Sat in the popular Dog Star pub on Coldharbour Lane, he said: "Paddick is being abused by the Metropolitan Police, by some parts of the media and by some non-thinking people on Urban75 (the website on which Commander Paddick raised his views on anarchy)."
Spaced was keen to point out that the allegations against Mr Paddick remained unproved.
"Because of his background he doesn't have the same point of view as normal coppers – and that's a good thing. I have spoken to hundreds of police on community relations exercises. But when they are off duty they can say things that really upset me – about drug taking and crime. Paddick isn't like that.''
Many agreed the area needed a bespoke policing policy for drugs and street crime although they were divided on how to achieve the best results. Either way, most were unaware who had been steering this policy until yesterday.
Inquirers were often met with the response "Commander who?'' One shopkeeper said one man could not change his view of the "rotten'' local force.
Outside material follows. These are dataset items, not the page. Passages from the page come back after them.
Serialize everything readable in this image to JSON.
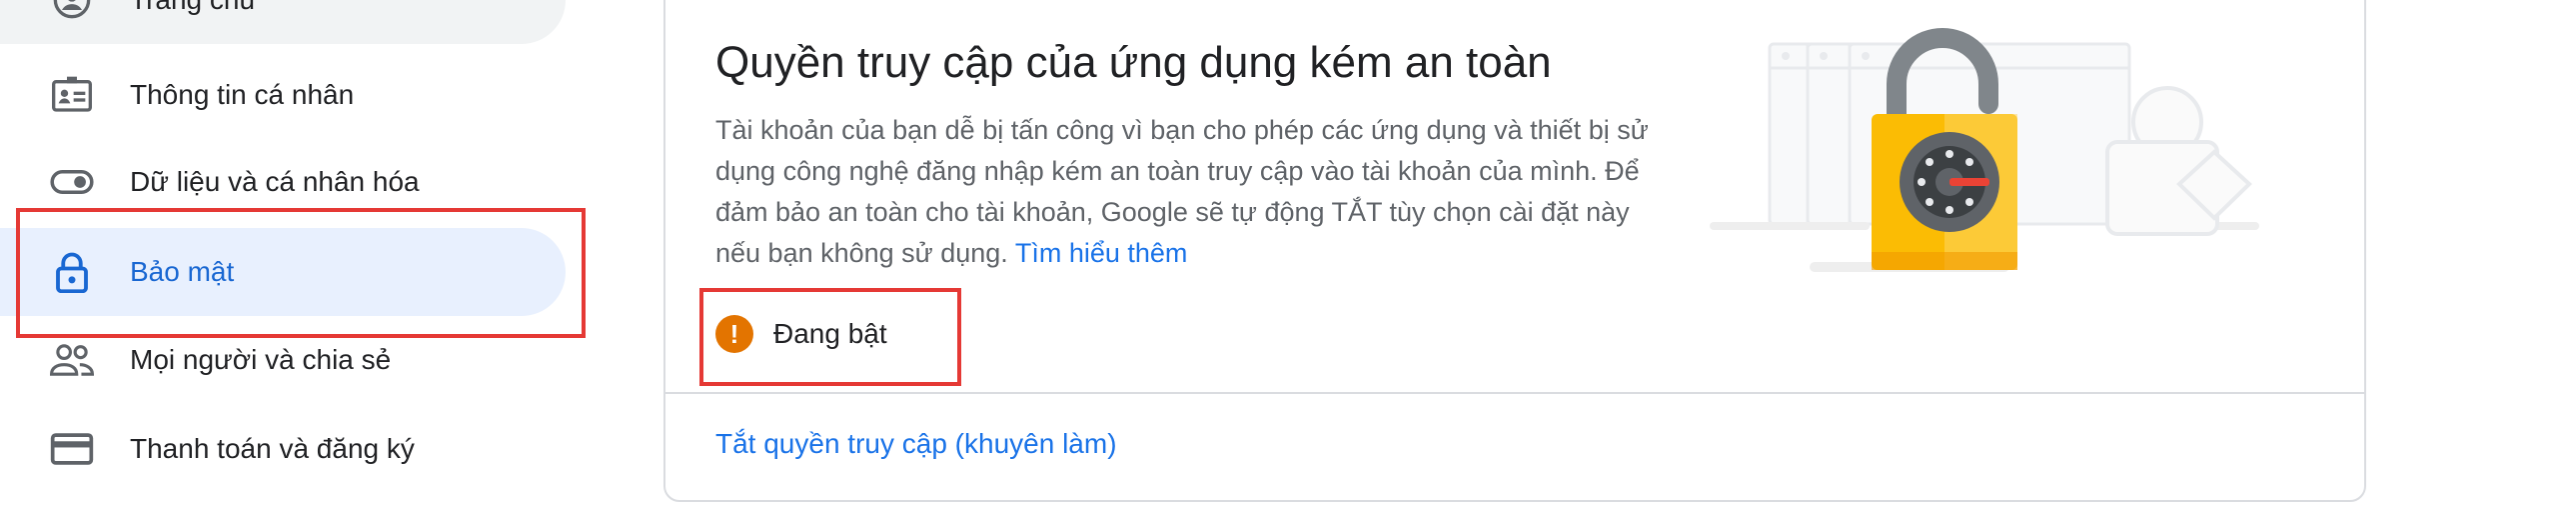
{
  "sidebar": {
    "items": [
      {
        "label": "Trang chủ",
        "icon": "home-user-icon"
      },
      {
        "label": "Thông tin cá nhân",
        "icon": "id-card-icon"
      },
      {
        "label": "Dữ liệu và cá nhân hóa",
        "icon": "toggle-icon"
      },
      {
        "label": "Bảo mật",
        "icon": "lock-icon",
        "active": true
      },
      {
        "label": "Mọi người và chia sẻ",
        "icon": "people-icon"
      },
      {
        "label": "Thanh toán và đăng ký",
        "icon": "credit-card-icon"
      }
    ]
  },
  "card": {
    "title": "Quyền truy cập của ứng dụng kém an toàn",
    "description": "Tài khoản của bạn dễ bị tấn công vì bạn cho phép các ứng dụng và thiết bị sử dụng công nghệ đăng nhập kém an toàn truy cập vào tài khoản của mình. Để đảm bảo an toàn cho tài khoản, Google sẽ tự động TẮT tùy chọn cài đặt này nếu bạn không sử dụng.",
    "learn_more": "Tìm hiểu thêm",
    "status_icon": "!",
    "status": "Đang bật",
    "action": "Tắt quyền truy cập (khuyên làm)"
  },
  "colors": {
    "accent": "#1a73e8",
    "active_bg": "#e8f0fe",
    "warning": "#e37400",
    "highlight": "#e53935",
    "lock": "#f9ab00"
  }
}
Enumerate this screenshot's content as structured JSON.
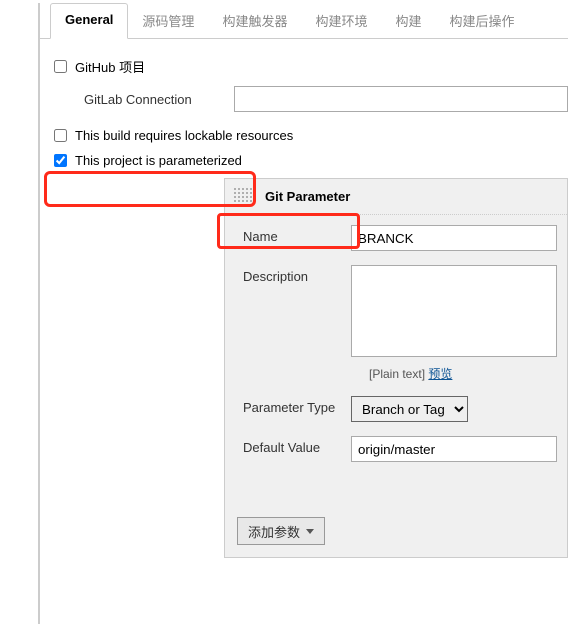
{
  "tabs": {
    "general": "General",
    "scm": "源码管理",
    "triggers": "构建触发器",
    "env": "构建环境",
    "build": "构建",
    "postBuild": "构建后操作"
  },
  "options": {
    "githubProject": "GitHub 项目",
    "gitlabConnectionLabel": "GitLab Connection",
    "gitlabConnectionValue": "",
    "lockable": "This build requires lockable resources",
    "parameterized": "This project is parameterized"
  },
  "paramPanel": {
    "title": "Git Parameter",
    "nameLabel": "Name",
    "nameValue": "BRANCK",
    "descLabel": "Description",
    "descValue": "",
    "plainText": "[Plain text]",
    "preview": "预览",
    "typeLabel": "Parameter Type",
    "typeValue": "Branch or Tag",
    "defaultLabel": "Default Value",
    "defaultValue": "origin/master",
    "addParam": "添加参数"
  }
}
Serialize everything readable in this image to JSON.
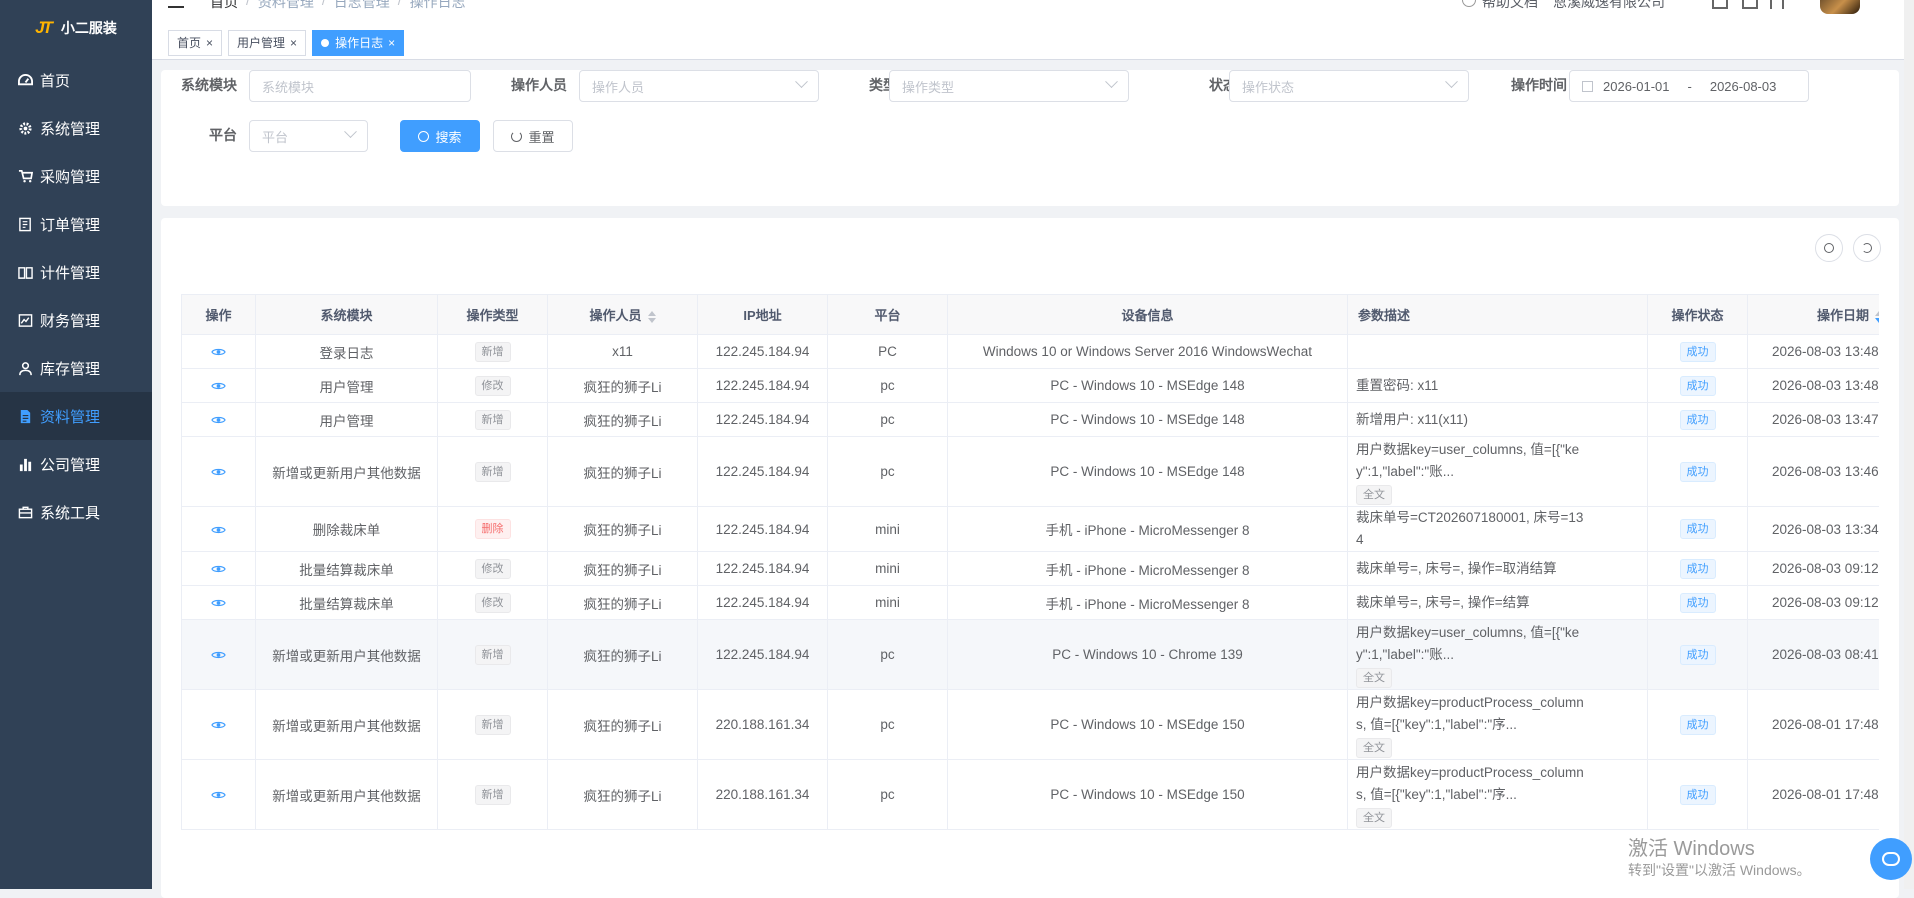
{
  "app": {
    "logo_mark": "JT",
    "title": "小二服装"
  },
  "sidebar": {
    "items": [
      {
        "label": "首页",
        "icon": "dashboard-icon"
      },
      {
        "label": "系统管理",
        "icon": "gear-icon"
      },
      {
        "label": "采购管理",
        "icon": "cart-icon"
      },
      {
        "label": "订单管理",
        "icon": "order-icon"
      },
      {
        "label": "计件管理",
        "icon": "book-icon"
      },
      {
        "label": "财务管理",
        "icon": "chart-icon"
      },
      {
        "label": "库存管理",
        "icon": "user-icon"
      },
      {
        "label": "资料管理",
        "icon": "document-icon",
        "active": true
      },
      {
        "label": "公司管理",
        "icon": "bar-chart-icon"
      },
      {
        "label": "系统工具",
        "icon": "toolbox-icon"
      }
    ]
  },
  "topbar": {
    "breadcrumb": [
      "首页",
      "资料管理",
      "日志管理",
      "操作日志"
    ],
    "help": "帮助文档",
    "company": "恩溪威逸有限公司"
  },
  "tags": [
    {
      "label": "首页"
    },
    {
      "label": "用户管理"
    },
    {
      "label": "操作日志",
      "active": true
    }
  ],
  "filter": {
    "module_label": "系统模块",
    "module_placeholder": "系统模块",
    "operator_label": "操作人员",
    "operator_placeholder": "操作人员",
    "type_label": "类型",
    "type_placeholder": "操作类型",
    "status_label": "状态",
    "status_placeholder": "操作状态",
    "time_label": "操作时间",
    "date_start": "2026-01-01",
    "date_sep": "-",
    "date_end": "2026-08-03",
    "platform_label": "平台",
    "platform_placeholder": "平台",
    "search_btn": "搜索",
    "reset_btn": "重置"
  },
  "table": {
    "headers": [
      "操作",
      "系统模块",
      "操作类型",
      "操作人员",
      "IP地址",
      "平台",
      "设备信息",
      "参数描述",
      "操作状态",
      "操作日期"
    ],
    "full_text_label": "全文",
    "rows": [
      {
        "module": "登录日志",
        "type": "新增",
        "type_style": "info",
        "operator": "x11",
        "ip": "122.245.184.94",
        "platform": "PC",
        "device": "Windows 10 or Windows Server 2016 WindowsWechat",
        "param": "",
        "full": false,
        "status": "成功",
        "date": "2026-08-03 13:48"
      },
      {
        "module": "用户管理",
        "type": "修改",
        "type_style": "info",
        "operator": "疯狂的狮子Li",
        "ip": "122.245.184.94",
        "platform": "pc",
        "device": "PC - Windows 10 - MSEdge 148",
        "param": "重置密码: x11",
        "full": false,
        "status": "成功",
        "date": "2026-08-03 13:48"
      },
      {
        "module": "用户管理",
        "type": "新增",
        "type_style": "info",
        "operator": "疯狂的狮子Li",
        "ip": "122.245.184.94",
        "platform": "pc",
        "device": "PC - Windows 10 - MSEdge 148",
        "param": "新增用户: x11(x11)",
        "full": false,
        "status": "成功",
        "date": "2026-08-03 13:47"
      },
      {
        "module": "新增或更新用户其他数据",
        "type": "新增",
        "type_style": "info",
        "operator": "疯狂的狮子Li",
        "ip": "122.245.184.94",
        "platform": "pc",
        "device": "PC - Windows 10 - MSEdge 148",
        "param": "用户数据key=user_columns, 值=[{\"key\":1,\"label\":\"账...",
        "full": true,
        "status": "成功",
        "date": "2026-08-03 13:46"
      },
      {
        "module": "删除裁床单",
        "type": "删除",
        "type_style": "danger",
        "operator": "疯狂的狮子Li",
        "ip": "122.245.184.94",
        "platform": "mini",
        "device": "手机 - iPhone - MicroMessenger 8",
        "param": "裁床单号=CT202607180001, 床号=134",
        "full": false,
        "status": "成功",
        "date": "2026-08-03 13:34"
      },
      {
        "module": "批量结算裁床单",
        "type": "修改",
        "type_style": "info",
        "operator": "疯狂的狮子Li",
        "ip": "122.245.184.94",
        "platform": "mini",
        "device": "手机 - iPhone - MicroMessenger 8",
        "param": "裁床单号=, 床号=, 操作=取消结算",
        "full": false,
        "status": "成功",
        "date": "2026-08-03 09:12"
      },
      {
        "module": "批量结算裁床单",
        "type": "修改",
        "type_style": "info",
        "operator": "疯狂的狮子Li",
        "ip": "122.245.184.94",
        "platform": "mini",
        "device": "手机 - iPhone - MicroMessenger 8",
        "param": "裁床单号=, 床号=, 操作=结算",
        "full": false,
        "status": "成功",
        "date": "2026-08-03 09:12"
      },
      {
        "module": "新增或更新用户其他数据",
        "type": "新增",
        "type_style": "info",
        "operator": "疯狂的狮子Li",
        "ip": "122.245.184.94",
        "platform": "pc",
        "device": "PC - Windows 10 - Chrome 139",
        "param": "用户数据key=user_columns, 值=[{\"key\":1,\"label\":\"账...",
        "full": true,
        "status": "成功",
        "date": "2026-08-03 08:41",
        "highlight": true
      },
      {
        "module": "新增或更新用户其他数据",
        "type": "新增",
        "type_style": "info",
        "operator": "疯狂的狮子Li",
        "ip": "220.188.161.34",
        "platform": "pc",
        "device": "PC - Windows 10 - MSEdge 150",
        "param": "用户数据key=productProcess_columns, 值=[{\"key\":1,\"label\":\"序...",
        "full": true,
        "status": "成功",
        "date": "2026-08-01 17:48"
      },
      {
        "module": "新增或更新用户其他数据",
        "type": "新增",
        "type_style": "info",
        "operator": "疯狂的狮子Li",
        "ip": "220.188.161.34",
        "platform": "pc",
        "device": "PC - Windows 10 - MSEdge 150",
        "param": "用户数据key=productProcess_columns, 值=[{\"key\":1,\"label\":\"序...",
        "full": true,
        "status": "成功",
        "date": "2026-08-01 17:48"
      }
    ]
  },
  "watermark": {
    "line1": "激活 Windows",
    "line2": "转到\"设置\"以激活 Windows。"
  },
  "colors": {
    "sidebar_bg": "#304156",
    "primary": "#409eff",
    "danger": "#f56c6c"
  }
}
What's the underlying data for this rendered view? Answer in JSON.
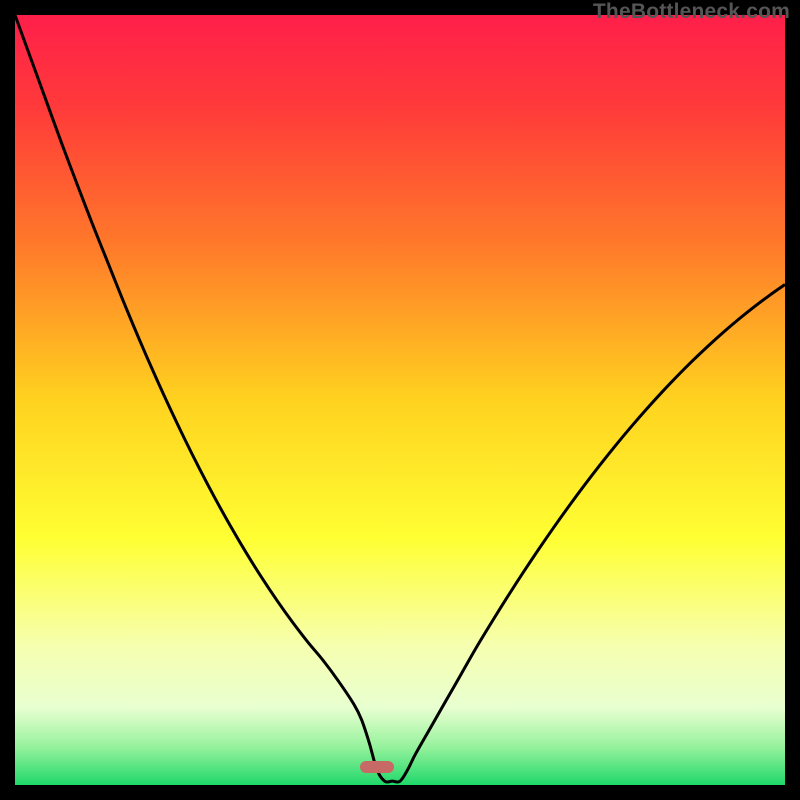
{
  "watermark": "TheBottleneck.com",
  "colors": {
    "frame_bg": "#000000",
    "gradient_stops": [
      {
        "pct": 0,
        "color": "#ff1f4a"
      },
      {
        "pct": 12,
        "color": "#ff3a3a"
      },
      {
        "pct": 30,
        "color": "#ff7a2a"
      },
      {
        "pct": 50,
        "color": "#ffd21f"
      },
      {
        "pct": 68,
        "color": "#ffff33"
      },
      {
        "pct": 82,
        "color": "#f6ffb0"
      },
      {
        "pct": 90,
        "color": "#e8ffd0"
      },
      {
        "pct": 95,
        "color": "#97f29d"
      },
      {
        "pct": 100,
        "color": "#1fd86a"
      }
    ],
    "curve": "#000000",
    "marker": "#c76a66"
  },
  "marker": {
    "x_pct": 47,
    "width_pct": 4.5,
    "y_pct": 97.7
  },
  "chart_data": {
    "type": "line",
    "title": "",
    "xlabel": "",
    "ylabel": "",
    "xlim": [
      0,
      100
    ],
    "ylim": [
      0,
      100
    ],
    "legend": false,
    "grid": false,
    "x": [
      0,
      2,
      4,
      6,
      8,
      10,
      12,
      14,
      16,
      18,
      20,
      22,
      24,
      26,
      28,
      30,
      32,
      34,
      36,
      38,
      40,
      42,
      44,
      45,
      46,
      47,
      48,
      49,
      50,
      51,
      52,
      54,
      56,
      58,
      60,
      62,
      64,
      66,
      68,
      70,
      72,
      74,
      76,
      78,
      80,
      82,
      84,
      86,
      88,
      90,
      92,
      94,
      96,
      98,
      100
    ],
    "values": [
      100,
      94.5,
      89,
      83.5,
      78.2,
      73,
      68,
      63,
      58.2,
      53.6,
      49.2,
      45,
      41,
      37.2,
      33.6,
      30.2,
      27,
      24,
      21.2,
      18.6,
      16.2,
      13.5,
      10.5,
      8.5,
      5.5,
      2.0,
      0.5,
      0.5,
      0.5,
      2.0,
      4.0,
      7.5,
      11,
      14.5,
      18,
      21.3,
      24.5,
      27.6,
      30.6,
      33.5,
      36.3,
      39,
      41.6,
      44.1,
      46.5,
      48.8,
      51,
      53.1,
      55.1,
      57,
      58.8,
      60.5,
      62.1,
      63.6,
      65
    ],
    "annotations": [
      {
        "type": "marker",
        "shape": "rounded-rect",
        "x": 47,
        "y": 0.5,
        "color": "#c76a66"
      }
    ]
  }
}
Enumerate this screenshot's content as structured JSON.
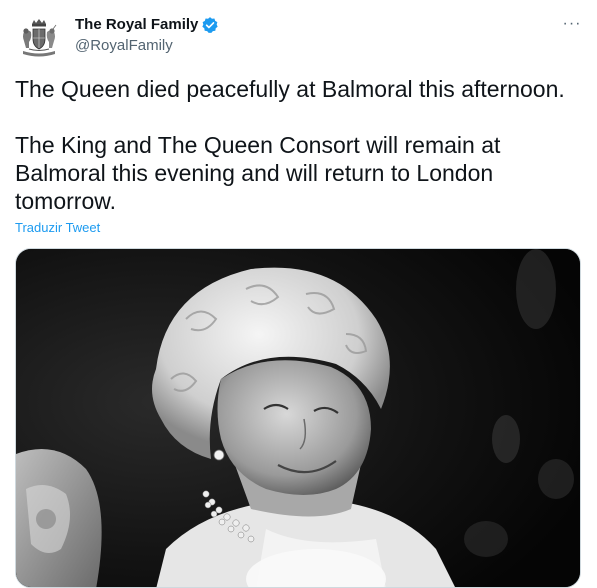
{
  "author": {
    "display_name": "The Royal Family",
    "handle": "@RoyalFamily",
    "verified_icon": "verified-badge-icon",
    "avatar_icon": "royal-coat-of-arms-icon"
  },
  "tweet": {
    "text": "The Queen died peacefully at Balmoral this afternoon.\n\nThe King and The Queen Consort will remain at Balmoral this evening and will return to London tomorrow.",
    "translate_label": "Traduzir Tweet"
  },
  "more_button": {
    "label": "···"
  },
  "media": {
    "description_icon": "portrait-photo"
  },
  "colors": {
    "link": "#1d9bf0",
    "verified": "#1d9bf0",
    "secondary_text": "#536471",
    "primary_text": "#0f1419"
  }
}
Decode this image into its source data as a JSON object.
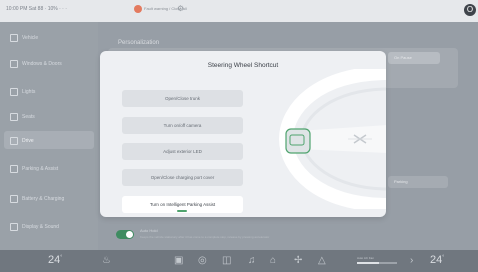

However, Kevin Sheedy, a civil servant, added: "There's a plot against him. In the current climate there is a move towards cracking down on crime. If you have got a policeman who is openly gay that gives the story an extra angle. The police are not known for their liberalism.''
Mr Sheedy added: "There is a massive crack-cocaine problem in this area and you need to target resources towards that to make it a safer place."
Nigel Foster, a supermarket security manager who has lived in Brixton all his life, said: "He's looking at the bigger picture. No one else has done that. I'm really shocked and upset. If it takes me to come out here and protest then I will do that.''
Peter Koru, a DJ originally from New Zealand, said: "To many West Indians, cannabis is the drug of choice rather than alcohol. When I came to England, this country had a reputation for tolerance.
"To remove a man from his job because he might have had a spliff or two is breathtaking in its hypocrisy."